Sur l’exécution provisoire
Aux termes des articles 514 et suivants du code de procédure civile, dans leur rédaction issue du décret n°2019-1333 du 11 décembre 2019 et applicable aux instances introduites à compter du 1er janvier 2020, les décisions de première instance sont de droit exécutoires à titre provisoire à moins que la loi ou la décision rendue n’en dispose autrement.
Le juge peut écarter l’exécution provisoire de droit, en tout ou partie, s’il estime qu’elle est incompatible avec la nature de l’affaire.

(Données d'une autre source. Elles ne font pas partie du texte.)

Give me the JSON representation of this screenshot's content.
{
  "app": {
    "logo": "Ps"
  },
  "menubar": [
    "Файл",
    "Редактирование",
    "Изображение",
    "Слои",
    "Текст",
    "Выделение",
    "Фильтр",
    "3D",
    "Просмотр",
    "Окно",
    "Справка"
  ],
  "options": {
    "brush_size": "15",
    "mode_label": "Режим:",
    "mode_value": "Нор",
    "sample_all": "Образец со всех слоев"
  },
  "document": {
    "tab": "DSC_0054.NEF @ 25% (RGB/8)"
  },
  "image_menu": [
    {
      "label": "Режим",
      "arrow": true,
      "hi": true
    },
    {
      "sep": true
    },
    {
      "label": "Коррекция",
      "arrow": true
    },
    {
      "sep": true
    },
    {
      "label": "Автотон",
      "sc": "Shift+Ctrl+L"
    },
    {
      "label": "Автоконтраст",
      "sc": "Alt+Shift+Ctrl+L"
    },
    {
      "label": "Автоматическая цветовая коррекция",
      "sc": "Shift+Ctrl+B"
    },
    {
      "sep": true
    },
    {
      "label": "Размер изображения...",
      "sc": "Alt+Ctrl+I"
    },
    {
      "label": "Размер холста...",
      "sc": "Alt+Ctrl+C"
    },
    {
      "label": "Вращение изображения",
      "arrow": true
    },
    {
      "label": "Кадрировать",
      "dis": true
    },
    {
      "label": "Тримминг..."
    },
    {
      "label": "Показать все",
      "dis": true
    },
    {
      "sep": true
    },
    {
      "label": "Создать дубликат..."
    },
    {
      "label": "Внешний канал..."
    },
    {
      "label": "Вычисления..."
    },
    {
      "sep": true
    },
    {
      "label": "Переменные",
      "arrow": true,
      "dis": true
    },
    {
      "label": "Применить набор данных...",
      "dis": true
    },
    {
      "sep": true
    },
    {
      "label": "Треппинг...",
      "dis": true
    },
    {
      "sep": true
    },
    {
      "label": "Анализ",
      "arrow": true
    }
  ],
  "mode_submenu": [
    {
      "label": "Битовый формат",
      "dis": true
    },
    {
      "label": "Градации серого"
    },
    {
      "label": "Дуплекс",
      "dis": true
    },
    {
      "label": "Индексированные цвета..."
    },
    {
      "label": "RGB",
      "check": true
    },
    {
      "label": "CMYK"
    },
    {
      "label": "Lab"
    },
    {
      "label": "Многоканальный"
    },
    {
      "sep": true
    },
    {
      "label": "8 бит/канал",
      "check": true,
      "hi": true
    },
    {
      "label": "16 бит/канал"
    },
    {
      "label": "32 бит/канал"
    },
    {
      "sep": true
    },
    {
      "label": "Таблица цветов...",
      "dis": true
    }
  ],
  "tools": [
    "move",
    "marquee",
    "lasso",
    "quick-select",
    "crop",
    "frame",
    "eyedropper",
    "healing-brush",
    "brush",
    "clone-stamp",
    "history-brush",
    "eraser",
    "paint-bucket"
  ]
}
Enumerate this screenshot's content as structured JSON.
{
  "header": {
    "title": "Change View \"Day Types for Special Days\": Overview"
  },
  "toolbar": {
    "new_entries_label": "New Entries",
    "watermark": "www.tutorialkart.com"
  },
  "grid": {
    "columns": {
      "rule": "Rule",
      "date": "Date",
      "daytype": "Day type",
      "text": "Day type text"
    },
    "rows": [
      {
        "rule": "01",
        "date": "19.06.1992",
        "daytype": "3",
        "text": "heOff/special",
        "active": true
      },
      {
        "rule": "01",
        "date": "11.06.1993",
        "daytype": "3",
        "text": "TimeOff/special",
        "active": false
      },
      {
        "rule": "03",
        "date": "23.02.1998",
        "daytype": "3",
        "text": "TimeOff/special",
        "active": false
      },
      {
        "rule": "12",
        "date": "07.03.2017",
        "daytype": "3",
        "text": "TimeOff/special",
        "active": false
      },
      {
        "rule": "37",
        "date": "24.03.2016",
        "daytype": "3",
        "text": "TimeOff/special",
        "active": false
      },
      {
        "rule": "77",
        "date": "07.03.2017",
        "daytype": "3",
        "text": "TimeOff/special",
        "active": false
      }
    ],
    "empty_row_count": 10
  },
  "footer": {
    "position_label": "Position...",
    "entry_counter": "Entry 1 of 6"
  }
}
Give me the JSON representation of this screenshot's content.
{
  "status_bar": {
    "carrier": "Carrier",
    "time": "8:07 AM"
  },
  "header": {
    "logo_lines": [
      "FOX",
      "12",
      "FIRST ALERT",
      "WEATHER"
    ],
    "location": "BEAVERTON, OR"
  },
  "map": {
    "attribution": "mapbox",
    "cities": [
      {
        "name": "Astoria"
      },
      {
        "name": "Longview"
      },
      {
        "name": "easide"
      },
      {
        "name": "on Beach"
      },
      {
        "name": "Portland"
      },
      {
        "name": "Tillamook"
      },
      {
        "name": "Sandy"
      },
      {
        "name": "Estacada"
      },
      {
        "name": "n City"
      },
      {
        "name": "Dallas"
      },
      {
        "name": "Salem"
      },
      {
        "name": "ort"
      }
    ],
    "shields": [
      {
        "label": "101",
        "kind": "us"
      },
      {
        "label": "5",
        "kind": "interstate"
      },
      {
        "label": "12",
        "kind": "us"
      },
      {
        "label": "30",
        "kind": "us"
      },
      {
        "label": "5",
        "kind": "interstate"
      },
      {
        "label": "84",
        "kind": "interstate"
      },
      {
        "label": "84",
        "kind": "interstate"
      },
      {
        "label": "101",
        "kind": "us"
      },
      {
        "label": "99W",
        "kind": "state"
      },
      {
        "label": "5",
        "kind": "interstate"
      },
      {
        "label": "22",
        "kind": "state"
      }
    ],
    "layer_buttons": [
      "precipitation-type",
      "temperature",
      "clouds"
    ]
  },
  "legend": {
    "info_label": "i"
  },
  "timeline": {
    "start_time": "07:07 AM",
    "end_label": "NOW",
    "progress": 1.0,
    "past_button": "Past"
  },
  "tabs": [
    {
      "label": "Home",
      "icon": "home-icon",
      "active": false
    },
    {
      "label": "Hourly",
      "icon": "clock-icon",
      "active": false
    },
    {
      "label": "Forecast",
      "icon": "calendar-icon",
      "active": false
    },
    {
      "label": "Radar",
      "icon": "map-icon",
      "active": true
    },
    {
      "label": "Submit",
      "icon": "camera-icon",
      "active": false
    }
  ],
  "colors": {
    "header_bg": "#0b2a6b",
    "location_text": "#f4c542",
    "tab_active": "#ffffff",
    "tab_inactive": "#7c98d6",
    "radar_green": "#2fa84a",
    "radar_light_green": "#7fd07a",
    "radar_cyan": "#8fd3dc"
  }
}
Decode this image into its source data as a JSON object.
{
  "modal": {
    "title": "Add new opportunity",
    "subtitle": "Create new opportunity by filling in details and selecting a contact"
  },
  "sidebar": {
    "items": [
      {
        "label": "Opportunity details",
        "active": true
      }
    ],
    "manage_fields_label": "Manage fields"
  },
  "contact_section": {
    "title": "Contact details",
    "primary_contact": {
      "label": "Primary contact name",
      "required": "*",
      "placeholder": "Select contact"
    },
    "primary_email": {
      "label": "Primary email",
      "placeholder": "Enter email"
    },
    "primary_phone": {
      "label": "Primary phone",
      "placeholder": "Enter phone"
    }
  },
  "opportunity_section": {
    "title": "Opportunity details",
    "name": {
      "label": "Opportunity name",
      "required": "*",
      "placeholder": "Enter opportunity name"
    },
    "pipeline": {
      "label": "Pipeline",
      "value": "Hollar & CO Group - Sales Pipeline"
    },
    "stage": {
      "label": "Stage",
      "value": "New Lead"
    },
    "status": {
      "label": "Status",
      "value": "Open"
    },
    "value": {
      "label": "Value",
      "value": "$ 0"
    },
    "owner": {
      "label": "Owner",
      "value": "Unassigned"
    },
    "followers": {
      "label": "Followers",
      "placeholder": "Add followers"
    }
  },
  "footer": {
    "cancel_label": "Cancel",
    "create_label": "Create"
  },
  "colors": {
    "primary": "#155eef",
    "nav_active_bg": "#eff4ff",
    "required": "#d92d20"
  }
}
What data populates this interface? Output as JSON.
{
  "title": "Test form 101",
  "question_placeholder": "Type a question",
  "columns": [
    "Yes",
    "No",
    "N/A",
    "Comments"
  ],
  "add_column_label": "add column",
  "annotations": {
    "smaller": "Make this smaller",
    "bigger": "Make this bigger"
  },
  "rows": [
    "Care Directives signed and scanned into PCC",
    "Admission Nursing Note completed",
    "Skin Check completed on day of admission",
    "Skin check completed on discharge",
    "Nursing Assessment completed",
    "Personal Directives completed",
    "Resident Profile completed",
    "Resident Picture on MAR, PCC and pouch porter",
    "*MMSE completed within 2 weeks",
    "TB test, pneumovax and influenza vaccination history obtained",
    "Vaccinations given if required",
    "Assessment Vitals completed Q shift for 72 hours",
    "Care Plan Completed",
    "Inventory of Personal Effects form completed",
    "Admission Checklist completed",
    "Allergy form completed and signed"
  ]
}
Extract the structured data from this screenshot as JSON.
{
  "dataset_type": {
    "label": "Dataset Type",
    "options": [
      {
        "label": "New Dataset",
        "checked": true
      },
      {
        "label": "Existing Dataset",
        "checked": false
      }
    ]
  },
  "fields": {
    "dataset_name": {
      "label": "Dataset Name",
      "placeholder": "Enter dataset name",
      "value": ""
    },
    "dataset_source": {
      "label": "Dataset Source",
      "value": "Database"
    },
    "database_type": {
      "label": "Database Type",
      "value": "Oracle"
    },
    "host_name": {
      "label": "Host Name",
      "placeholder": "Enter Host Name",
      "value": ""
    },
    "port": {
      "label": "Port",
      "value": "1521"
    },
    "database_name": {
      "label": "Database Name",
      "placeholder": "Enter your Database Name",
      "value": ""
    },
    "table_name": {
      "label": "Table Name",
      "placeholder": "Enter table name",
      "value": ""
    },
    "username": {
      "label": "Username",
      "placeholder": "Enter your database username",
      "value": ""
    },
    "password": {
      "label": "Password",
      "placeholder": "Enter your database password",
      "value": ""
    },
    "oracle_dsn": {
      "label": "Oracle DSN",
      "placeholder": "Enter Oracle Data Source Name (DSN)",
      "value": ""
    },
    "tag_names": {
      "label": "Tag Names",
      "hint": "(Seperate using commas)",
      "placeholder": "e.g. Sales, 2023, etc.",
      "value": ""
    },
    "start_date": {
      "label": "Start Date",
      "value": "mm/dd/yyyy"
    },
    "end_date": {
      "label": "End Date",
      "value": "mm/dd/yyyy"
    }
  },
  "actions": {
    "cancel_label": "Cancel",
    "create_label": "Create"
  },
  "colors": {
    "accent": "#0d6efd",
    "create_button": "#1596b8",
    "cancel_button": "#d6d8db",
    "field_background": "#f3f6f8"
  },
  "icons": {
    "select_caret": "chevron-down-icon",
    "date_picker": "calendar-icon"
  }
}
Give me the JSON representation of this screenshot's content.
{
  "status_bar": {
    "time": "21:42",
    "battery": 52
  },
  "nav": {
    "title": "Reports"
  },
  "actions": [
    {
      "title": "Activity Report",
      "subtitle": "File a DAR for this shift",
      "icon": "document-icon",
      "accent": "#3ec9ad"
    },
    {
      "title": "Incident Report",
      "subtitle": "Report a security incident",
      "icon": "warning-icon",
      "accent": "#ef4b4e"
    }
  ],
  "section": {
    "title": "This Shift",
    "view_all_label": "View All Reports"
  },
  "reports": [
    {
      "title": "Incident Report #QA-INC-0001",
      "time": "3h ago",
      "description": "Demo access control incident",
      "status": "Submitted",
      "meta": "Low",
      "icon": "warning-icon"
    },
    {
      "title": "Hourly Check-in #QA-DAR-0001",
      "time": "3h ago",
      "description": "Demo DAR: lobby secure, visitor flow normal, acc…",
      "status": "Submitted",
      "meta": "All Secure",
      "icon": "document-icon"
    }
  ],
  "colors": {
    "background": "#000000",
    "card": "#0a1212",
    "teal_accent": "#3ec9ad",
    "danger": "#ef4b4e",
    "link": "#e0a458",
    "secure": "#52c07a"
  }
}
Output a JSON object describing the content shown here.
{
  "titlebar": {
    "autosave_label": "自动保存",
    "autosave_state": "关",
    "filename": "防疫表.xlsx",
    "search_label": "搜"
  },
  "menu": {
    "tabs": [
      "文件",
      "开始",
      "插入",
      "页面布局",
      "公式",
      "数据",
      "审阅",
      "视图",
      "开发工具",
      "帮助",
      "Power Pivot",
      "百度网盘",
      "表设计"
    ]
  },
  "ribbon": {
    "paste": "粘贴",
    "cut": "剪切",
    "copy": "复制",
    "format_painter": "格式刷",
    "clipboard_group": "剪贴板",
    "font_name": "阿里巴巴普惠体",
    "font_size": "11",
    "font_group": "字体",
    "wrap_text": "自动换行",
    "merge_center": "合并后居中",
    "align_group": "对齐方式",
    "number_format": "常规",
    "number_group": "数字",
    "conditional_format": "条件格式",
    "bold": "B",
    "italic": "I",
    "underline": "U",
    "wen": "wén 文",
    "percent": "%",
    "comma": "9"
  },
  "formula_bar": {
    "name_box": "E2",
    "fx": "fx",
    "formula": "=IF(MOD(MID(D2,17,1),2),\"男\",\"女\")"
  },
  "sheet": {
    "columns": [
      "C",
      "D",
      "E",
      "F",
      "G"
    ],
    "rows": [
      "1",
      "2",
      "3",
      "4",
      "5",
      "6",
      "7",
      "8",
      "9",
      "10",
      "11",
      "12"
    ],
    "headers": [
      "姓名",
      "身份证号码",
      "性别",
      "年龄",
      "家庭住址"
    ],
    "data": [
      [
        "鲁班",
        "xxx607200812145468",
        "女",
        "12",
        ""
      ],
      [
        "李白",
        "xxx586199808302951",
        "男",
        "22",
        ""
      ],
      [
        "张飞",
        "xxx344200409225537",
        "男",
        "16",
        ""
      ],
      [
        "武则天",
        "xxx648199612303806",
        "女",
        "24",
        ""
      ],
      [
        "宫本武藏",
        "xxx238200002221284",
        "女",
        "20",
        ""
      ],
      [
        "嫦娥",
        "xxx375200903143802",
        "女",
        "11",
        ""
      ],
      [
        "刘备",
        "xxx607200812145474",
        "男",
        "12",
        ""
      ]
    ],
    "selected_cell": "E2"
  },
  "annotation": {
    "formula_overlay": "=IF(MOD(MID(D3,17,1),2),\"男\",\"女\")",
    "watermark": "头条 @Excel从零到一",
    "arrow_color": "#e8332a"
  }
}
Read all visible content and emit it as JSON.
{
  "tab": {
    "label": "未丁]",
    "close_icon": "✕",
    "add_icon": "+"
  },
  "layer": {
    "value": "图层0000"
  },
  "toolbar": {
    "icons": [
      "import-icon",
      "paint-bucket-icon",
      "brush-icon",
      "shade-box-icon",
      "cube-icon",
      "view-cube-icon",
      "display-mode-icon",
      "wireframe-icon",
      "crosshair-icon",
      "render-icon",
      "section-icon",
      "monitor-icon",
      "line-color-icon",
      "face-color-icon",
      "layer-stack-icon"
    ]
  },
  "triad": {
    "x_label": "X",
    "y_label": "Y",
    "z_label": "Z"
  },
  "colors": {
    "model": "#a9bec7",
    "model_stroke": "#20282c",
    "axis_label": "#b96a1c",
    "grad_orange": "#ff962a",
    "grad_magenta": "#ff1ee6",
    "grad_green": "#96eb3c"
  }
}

Il statue, d’office ou à la demande d’une partie, par décision spécialement motivée.
En l’espèce, au regard de la nature des condamnations prononcées et de la particulière ancienneté du litige, il n’y a pas lieu d’écarter l’exécution provisoire de droit.
PAR CES MOTIFS
Le tribunal, statuant par jugement contradictoire, mis à disposition au greffe et en premier ressort,
ANNULE la résolution n°5 de l’assemblée générale du 19 janvier 2021 du syndicat des copropriétaires de l’immeuble [Adresse 8] et [Adresse 5] [Localité 15] ;
RAPPELLE que la SCI Lyar sera dispensée de toute participation à la dépense commune des frais de procédure ;
CONDAMNE la société Sacogi à payer à la SCI Lyar une somme de 1 500 euros au titre de l’article 700 du code de procédure civile ;
CONDAMNE le syndicat des copropriétaires du [Adresse 12] [Localité 15] et le syndic la société Sacogi aux dépens, dont distraction au profit de Me Manciet, pour ceux des dépens qu’il aurait exposé sans avoir reçu préalablement provision ;
RAPPELLE que l’exécution provisoire de la présente décision est de droit ;
DEBOUTE les parties du surplus de leurs demandes formées au titre des dépens et des frais irrépétibles ainsi que de leurs autres demandes;
Fait et jugé à [Localité 14] le 7 novembre 2025.